Kenza: ‘Ik vind het een uitdaging om de intimiteit en de menselijkheid van de relatie tussen Blauwbaard en Judith te laten zien. Ik wil dat het publiek in het theater het gevoel heeft onderdeel te zijn van de situatie, er misschien zelfs té dicht bovenop te zitten.’
Yannick: ‘Daarom hebben we het decor – de huiselijke woonkamer – ook zover naar voren op het voortoneel geplaatst.’
Kenza: ‘Precies. Tegelijkertijd kun je de situatie als bezoeker overzien, in tegenstelling tot Judith en Blauwbaard die er middenin zitten. We vergroten bepaalde onderdelen van de handeling letterlijk uit, zodat we met theatrale dramatiek kunnen laten zien hoe het tussen Blauwbaard en Judith gaat en voelt.’
Yannick: ‘Met een soort spinnenwebconstructie laten we uitvergrote objecten in het decor zakken; zo zoomen we in op wat er tussen Blauwbaard en Judith gebeurt. Ze raken verstrikt in hun patronen, in hun relatie.’

Kenza: ‘Ik vind dat toneelbeeld er heel mooi uitzien. Hoe heb jij de personages vorm willen geven met jouw scenografie?’

Yannick: ‘In onze eerste gesprekken hadden we het al over de schilderijen van Edward Hopper. De sfeer in zijn werk voelt abstract, maar is ook heel concreet. Je zit er met je neus bovenop en toch voelt het op een bepaalde manier stil en desolaat. Dat gevoel wilde ik graag visueel verwerken in het toneelbeeld. Ik heb me bewust, maar ook onbewust laten inspireren door deze schilderijen. Ik realiseerde me pas veel later dat ook het kleurenpalet dat ik koos vergelijkbaar is met Hoppers werk. Blauwbaard gaat gekleed in chique, koele kleuren – zoals navy – die prettig mengen met het groen van zijn burcht, waar hij zich comfortabel voelt. Terwijl Judith met haar warme
herfstkleuren nooit zal kunnen aarden in zijn omgeving, omdat ze altijd afsteekt tegen de groene achtergrond.’ 

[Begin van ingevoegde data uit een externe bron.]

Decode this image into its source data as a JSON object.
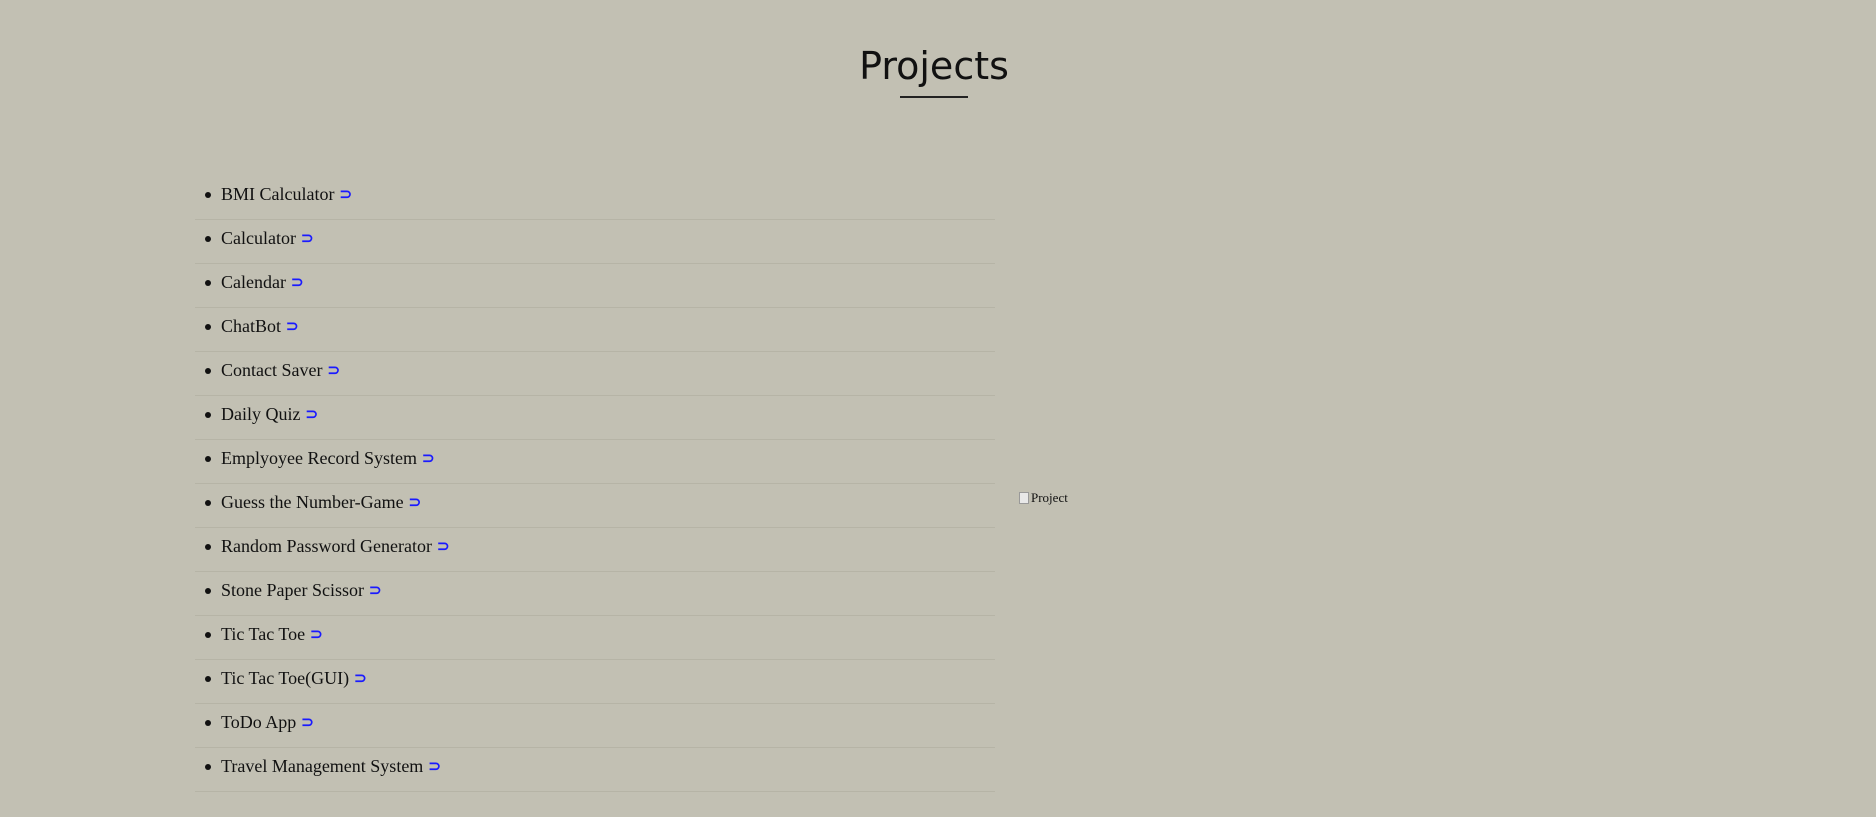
{
  "page": {
    "title": "Projects"
  },
  "projects": [
    {
      "label": "BMI Calculator",
      "icon": "⊃"
    },
    {
      "label": "Calculator",
      "icon": "⊃"
    },
    {
      "label": "Calendar",
      "icon": "⊃"
    },
    {
      "label": "ChatBot",
      "icon": "⊃"
    },
    {
      "label": "Contact Saver",
      "icon": "⊃"
    },
    {
      "label": "Daily Quiz",
      "icon": "⊃"
    },
    {
      "label": "Emplyoyee Record System",
      "icon": "⊃"
    },
    {
      "label": "Guess the Number-Game",
      "icon": "⊃"
    },
    {
      "label": "Random Password Generator",
      "icon": "⊃"
    },
    {
      "label": "Stone Paper Scissor",
      "icon": "⊃"
    },
    {
      "label": "Tic Tac Toe",
      "icon": "⊃"
    },
    {
      "label": "Tic Tac Toe(GUI)",
      "icon": "⊃"
    },
    {
      "label": "ToDo App",
      "icon": "⊃"
    },
    {
      "label": "Travel Management System",
      "icon": "⊃"
    }
  ],
  "preview": {
    "alt_text": "Project"
  },
  "colors": {
    "background": "#c2c0b3",
    "link_icon": "#1a1aff"
  }
}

Yannick: ‘Welk aspect van Blauwbaards Burcht vind jij het meest complex om weer te geven?’

Kenza: ‘Ik vind het grijze gebied van personages altijd het meest interessant. Dit gebied staat ook open voor interpretatie. Ik neem natuurlijk mijn eigen ideeën over Blauwbaard en Judith mee. Maar hoe zien Thomas en Deidre die? Zij moeten de rollen gaan vertolken. Ik heb duidelijke ideeën over het onvermogen van Blauwbaard dat zich uit in dominantie en ik ben – als vrouw – geneigd om voor de vrouw te gaan staan. Maar aan de andere kant: dat onvermogen zit ook in Judith. Zij wil hem per se openbreken, om de relatie te laten slagen. Is het goed dat ze dat zo probeert of is het  egocentrisch? Ze zijn daarin voor mij beiden even complex.’
Yannick: ‘De wisselwerking tussen beide karakters vind ik interessant en complex tegelijk. Bepaalde kwaliteiten in zowel Blauwbaard als Judith zorgen voor de machtsdynamiek tussen hen twee. Ze worstelen, botsen, proberen elkaar te vinden; dat menselijke samenspel maakt de opera heel spannend.’

Kenza: ‘De relatie tussen Blauwbaard en Judith is inderdaad ongelooflijk menselijk. Hoe kijk jij naar deze relatie vanuit jouw eigen ervaringen?’

Yannick: ‘Wat mij persoonlijk raakt is telkens die poging om elkaar te vinden. Ik herken het willen ontdekken op welk punt je verbinding kunt maken met elkaar, dat je erachter wil komen wie je bent mét de ander, dat je elkaar wil begrijpen. En ik snap de pijn als dat niet lukt. En jij?’
Kenza: ‘Ik herken de patronen waar je samen in kunt zitten. Dat kan comfortabel voelen, maar je kunt ook vastzitten in een patroon dat ten koste gaat van jezelf en de ander. Het is precies die menselijkheid van intieme relaties waarvan ik hoop dat het publiek erin wordt meegezogen; enerzijds uit herkenbaarheid, anderzijds door de theatrale dramatiek.’